Method: Samples from 54 patients were screened for IDH mutations: 18 patients with both LGG and their consecutive secondary glioblastomas (sGBM) (n=36), 19 patients with LGG without malignant transformation, 10 patients with primary glioblastomas (pGBM), and 7 non-glioma patients. The cellular tricarboxylic acid cycle metabolites – citrate, isocitrate, 2-hydroxyglutarate, α-ketoglutarate, fumarate, and succinate – were profiled by liquid chromatography – tandem mass spectrometry. Ratios of 2-hydroxyglutarate/isocitrate were used to evaluate differences in 2-hydroxyglutarate accumulation in tumors from LGG- and sGBM-groups compared to pGBM and non-glioma groups.
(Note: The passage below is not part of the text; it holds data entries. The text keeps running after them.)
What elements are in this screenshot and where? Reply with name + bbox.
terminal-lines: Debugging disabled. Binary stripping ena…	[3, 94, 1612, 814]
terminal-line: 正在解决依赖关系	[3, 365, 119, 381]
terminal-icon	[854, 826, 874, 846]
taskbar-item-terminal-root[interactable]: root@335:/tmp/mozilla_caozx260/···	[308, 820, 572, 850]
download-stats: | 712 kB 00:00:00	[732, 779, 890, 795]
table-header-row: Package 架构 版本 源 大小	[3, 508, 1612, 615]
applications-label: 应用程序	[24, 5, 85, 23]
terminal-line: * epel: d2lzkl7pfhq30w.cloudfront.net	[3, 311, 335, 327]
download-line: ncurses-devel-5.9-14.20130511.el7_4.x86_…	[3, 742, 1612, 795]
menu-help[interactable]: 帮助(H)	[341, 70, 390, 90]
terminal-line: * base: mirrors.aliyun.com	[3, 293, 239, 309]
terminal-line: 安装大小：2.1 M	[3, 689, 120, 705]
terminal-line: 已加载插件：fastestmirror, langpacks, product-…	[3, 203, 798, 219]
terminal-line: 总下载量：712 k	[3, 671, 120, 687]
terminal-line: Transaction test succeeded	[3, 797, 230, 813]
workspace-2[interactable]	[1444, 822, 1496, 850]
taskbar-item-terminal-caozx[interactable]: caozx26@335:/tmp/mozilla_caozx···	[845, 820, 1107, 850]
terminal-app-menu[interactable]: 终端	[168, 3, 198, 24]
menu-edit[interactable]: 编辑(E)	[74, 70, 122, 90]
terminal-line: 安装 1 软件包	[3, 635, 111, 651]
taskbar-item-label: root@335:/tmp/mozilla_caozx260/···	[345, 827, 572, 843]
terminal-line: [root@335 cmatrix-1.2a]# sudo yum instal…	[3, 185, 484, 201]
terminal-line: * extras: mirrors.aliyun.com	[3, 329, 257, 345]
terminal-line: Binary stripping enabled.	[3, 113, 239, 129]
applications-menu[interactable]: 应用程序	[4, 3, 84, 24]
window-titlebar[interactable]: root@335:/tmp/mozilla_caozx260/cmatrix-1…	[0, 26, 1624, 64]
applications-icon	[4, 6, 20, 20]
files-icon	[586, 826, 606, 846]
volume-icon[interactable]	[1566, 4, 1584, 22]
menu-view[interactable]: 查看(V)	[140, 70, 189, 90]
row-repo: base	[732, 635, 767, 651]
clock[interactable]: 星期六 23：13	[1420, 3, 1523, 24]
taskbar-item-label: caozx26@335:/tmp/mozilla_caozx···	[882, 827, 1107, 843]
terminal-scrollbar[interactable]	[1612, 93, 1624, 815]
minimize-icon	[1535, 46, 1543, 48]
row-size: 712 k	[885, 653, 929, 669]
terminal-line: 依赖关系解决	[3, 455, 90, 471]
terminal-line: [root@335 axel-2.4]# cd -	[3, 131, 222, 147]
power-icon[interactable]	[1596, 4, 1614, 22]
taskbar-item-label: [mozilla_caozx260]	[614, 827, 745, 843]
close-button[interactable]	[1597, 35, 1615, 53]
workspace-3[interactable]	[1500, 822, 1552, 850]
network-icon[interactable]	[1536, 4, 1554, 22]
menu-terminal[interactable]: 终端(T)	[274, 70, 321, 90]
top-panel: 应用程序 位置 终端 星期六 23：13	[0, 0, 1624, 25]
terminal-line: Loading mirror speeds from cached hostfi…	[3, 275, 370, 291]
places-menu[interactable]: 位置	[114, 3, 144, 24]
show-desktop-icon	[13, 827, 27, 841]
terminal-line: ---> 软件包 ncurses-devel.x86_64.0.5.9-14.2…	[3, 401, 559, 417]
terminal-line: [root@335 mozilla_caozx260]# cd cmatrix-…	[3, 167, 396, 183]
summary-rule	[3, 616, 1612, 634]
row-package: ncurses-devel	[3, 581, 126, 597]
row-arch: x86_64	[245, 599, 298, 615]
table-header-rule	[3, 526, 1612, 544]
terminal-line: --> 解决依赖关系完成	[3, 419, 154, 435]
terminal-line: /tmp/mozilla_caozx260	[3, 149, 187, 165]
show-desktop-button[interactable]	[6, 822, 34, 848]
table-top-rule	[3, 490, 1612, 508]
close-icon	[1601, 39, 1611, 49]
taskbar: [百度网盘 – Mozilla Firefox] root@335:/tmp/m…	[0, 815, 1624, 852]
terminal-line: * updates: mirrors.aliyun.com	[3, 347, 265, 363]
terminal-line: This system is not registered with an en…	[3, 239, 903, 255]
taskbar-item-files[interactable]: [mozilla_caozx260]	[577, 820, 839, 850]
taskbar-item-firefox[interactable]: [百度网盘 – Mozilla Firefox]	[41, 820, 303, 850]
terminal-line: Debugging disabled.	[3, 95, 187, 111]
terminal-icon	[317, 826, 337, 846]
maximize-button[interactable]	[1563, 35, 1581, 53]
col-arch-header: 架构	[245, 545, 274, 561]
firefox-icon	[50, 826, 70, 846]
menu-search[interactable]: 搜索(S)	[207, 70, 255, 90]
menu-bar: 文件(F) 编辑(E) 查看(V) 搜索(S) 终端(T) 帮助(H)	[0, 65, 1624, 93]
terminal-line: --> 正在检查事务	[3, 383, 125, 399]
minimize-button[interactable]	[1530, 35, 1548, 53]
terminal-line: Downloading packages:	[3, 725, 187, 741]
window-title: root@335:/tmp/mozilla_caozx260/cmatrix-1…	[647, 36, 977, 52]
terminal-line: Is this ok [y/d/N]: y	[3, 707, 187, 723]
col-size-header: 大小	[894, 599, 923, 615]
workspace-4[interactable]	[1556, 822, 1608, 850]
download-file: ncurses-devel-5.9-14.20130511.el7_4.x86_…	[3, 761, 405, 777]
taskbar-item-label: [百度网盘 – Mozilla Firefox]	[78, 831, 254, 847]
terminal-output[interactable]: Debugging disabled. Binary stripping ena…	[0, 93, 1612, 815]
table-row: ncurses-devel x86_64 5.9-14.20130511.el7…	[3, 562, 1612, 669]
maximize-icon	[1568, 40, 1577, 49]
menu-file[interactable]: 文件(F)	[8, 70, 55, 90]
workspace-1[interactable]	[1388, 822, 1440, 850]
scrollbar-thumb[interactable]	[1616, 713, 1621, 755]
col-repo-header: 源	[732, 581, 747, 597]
Results: IDH1 mutations were detected in 27 out of 37 LGG patients (77.1%). In addition, in LGG patients with malignant progression (n=18), 16 patients were IDH1 mutated with a stable mutation status during their malignant progression. None of the pGBM or non-glioma tumor patients had an IDH mutation. Increased 2-hydroxyglutarate/isocitrate ratios were seen in patients with IDH1 mutated LGG and sGBM in comparison to those with IDH1 non-mutated LGG, pGBM, and non-glioma groups. However, no differences in intratumoral 2-hydroxyglutarate/isocitrate ratios were found between LGG patients with and without malignant transformation. Furthermore, in patients with paired samples of LGG and their consecutive sGBM, the 2-hydroxyglutarate/isocitrate ratios did not differ between the two tumor stages.

Conclusions: Although intratumoral 2-hydroxyglutarate accumulation provides a marker for the presence of IDH mutations, the metabolite is not a useful biomarker for identifying malignant transformation or evaluating malignant progression.